Showing posts with label 4 minute men. Show all posts
Showing posts with label 4 minute men. Show all posts

Tuesday, June 18, 2013

“Work! Save!! Win!!!”: Selling the Cost of World War I in America - Part 2: Four-Minute Men


Four-Minute Men
            Visuals weren’t the only approach the government used to sell Liberty Bonds. They had salesmen in the flesh, as well.  The so-called “Four-Minute Men” were a masterful collaboration between the Committee of Public Information and local volunteer groups.

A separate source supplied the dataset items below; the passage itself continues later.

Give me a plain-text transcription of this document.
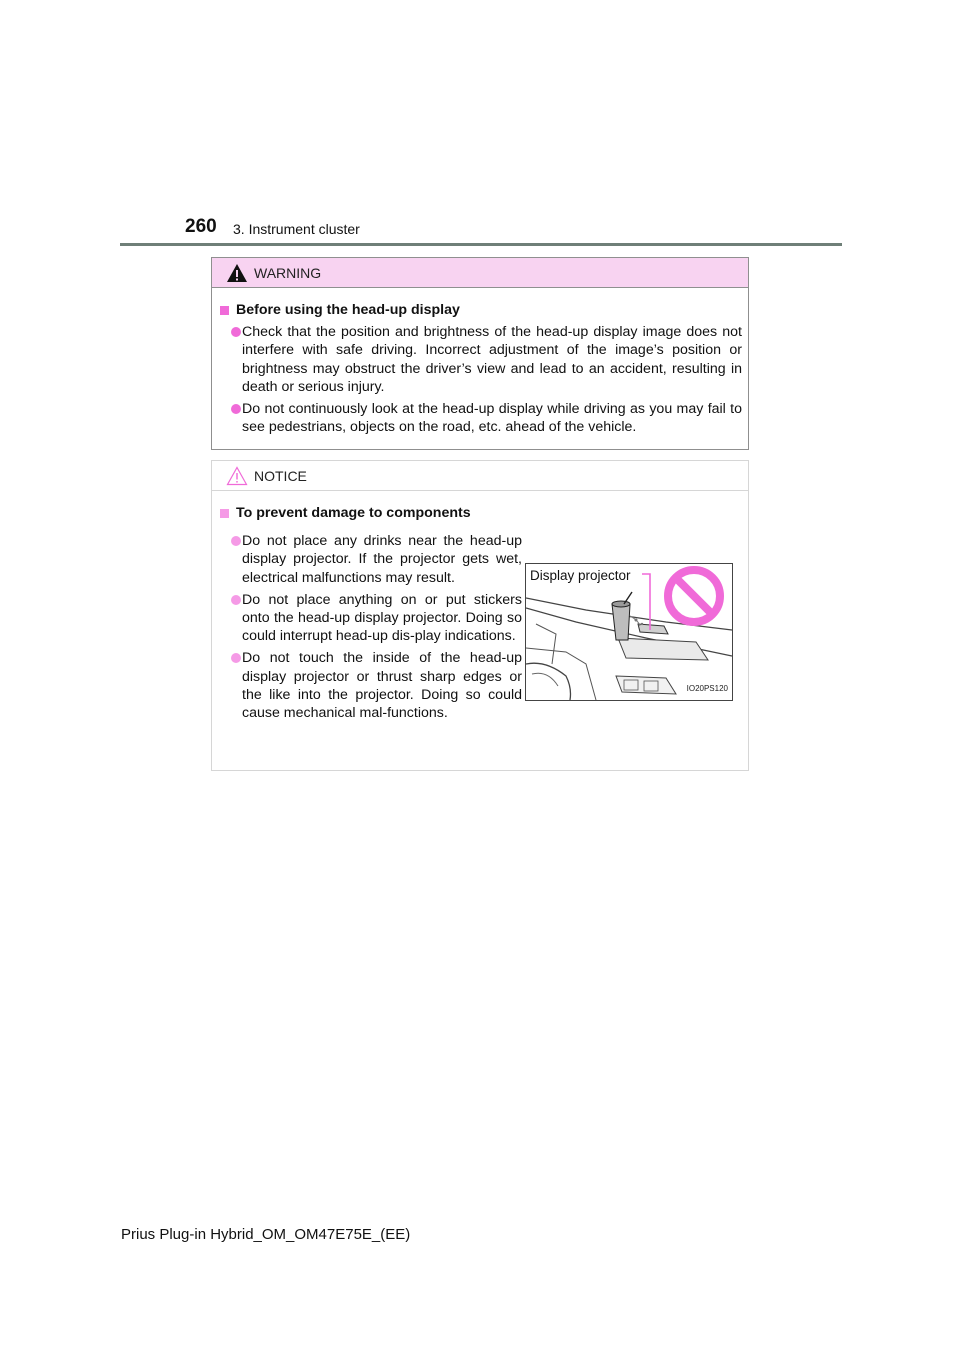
260 3. Instrument cluster
WARNING
Before using the head-up display
Check that the position and brightness of the head-up display image does not interfere with safe driving. Incorrect adjustment of the image’s position or brightness may obstruct the driver’s view and lead to an accident, resulting in death or serious injury.
Do not continuously look at the head-up display while driving as you may fail to see pedestrians, objects on the road, etc. ahead of the vehicle.
NOTICE
To prevent damage to components
Do not place any drinks near the head-up display projector. If the projector gets wet, electrical malfunctions may result.
Do not place anything on or put stickers onto the head-up display projector. Doing so could interrupt head-up dis-play indications.
Do not touch the inside of the head-up display projector or thrust sharp edges or the like into the projector. Doing so could cause mechanical mal-functions.
Display projector
IO20PS120
Prius Plug-in Hybrid_OM_OM47E75E_(EE)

A poster promoting the Four Minute Men.
Courtesy of Library of Congress.
            Initially proposed to Committee of Public Information (CPI) director George Creel by a stranger named Donald Ryerson, the idea was initially to have a respected member of the community speak during the four minutes it took to change silent movie reels at a movie theater. During that time, a slide explaining that the man would be speaking for four minutes was projected on the screen, and declared approved by the CPI.[1]

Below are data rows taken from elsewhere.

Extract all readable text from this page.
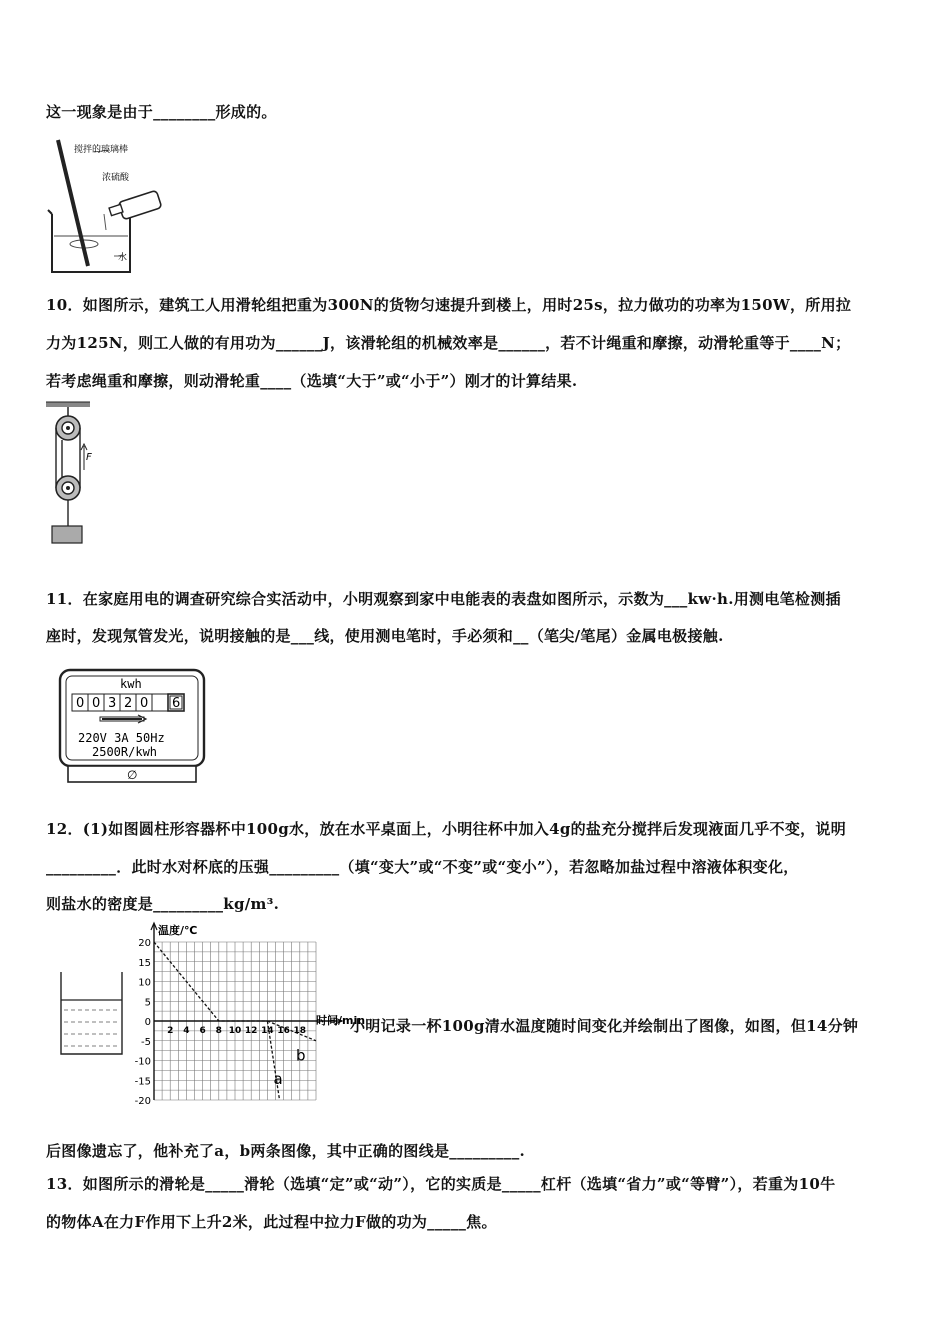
这一现象是由于________形成的。
搅拌的玻璃棒
浓硫酸
水
10．如图所示，建筑工人用滑轮组把重为300N的货物匀速提升到楼上，用时25s，拉力做功的功率为150W，所用拉
力为125N，则工人做的有用功为______J，该滑轮组的机械效率是______，若不计绳重和摩擦，动滑轮重等于____N；
若考虑绳重和摩擦，则动滑轮重____（选填“大于”或“小于”）刚才的计算结果.
F
11．在家庭用电的调查研究综合实活动中，小明观察到家中电能表的表盘如图所示，示数为___kw·h.用测电笔检测插
座时，发现氖管发光，说明接触的是___线，使用测电笔时，手必须和__（笔尖/笔尾）金属电极接触.
kwh
0 0 3 2 0 6
220V 3A 50Hz
2500R/kwh
∅
12．(1)如图圆柱形容器杯中100g水，放在水平桌面上，小明往杯中加入4g的盐充分搅拌后发现液面几乎不变，说明
_________．此时水对杯底的压强_________（填“变大”或“不变”或“变小”），若忽略加盐过程中溶液体积变化，
则盐水的密度是_________kg/m³.
20
15
10
5
0
-5
-10
-15
-20
2 4 6 8 10 12 14 16 18
温度/℃
时间/min
a
b
小明记录一杯100g清水温度随时间变化并绘制出了图像，如图，但14分钟
后图像遗忘了，他补充了a，b两条图像，其中正确的图线是_________.
13．如图所示的滑轮是_____滑轮（选填“定”或“动”），它的实质是_____杠杆（选填“省力”或“等臂”），若重为10牛
的物体A在力F作用下上升2米，此过程中拉力F做的功为_____焦。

While the organization was not exclusively aimed to sell bonds, it did spend almost four of the program’s 17 active months during the war doing precisely that.[2] Like the posters advertising the Liberty Loans, the Four-Minute Men were generally positive and fact-based in the beginning, focusing on the impressive achievements of the American people and the needs of their allies. As time went on though, instructions from the CPI became more colored with negative depictions of Germans, and atrocity stories were greatly encouraged.[3]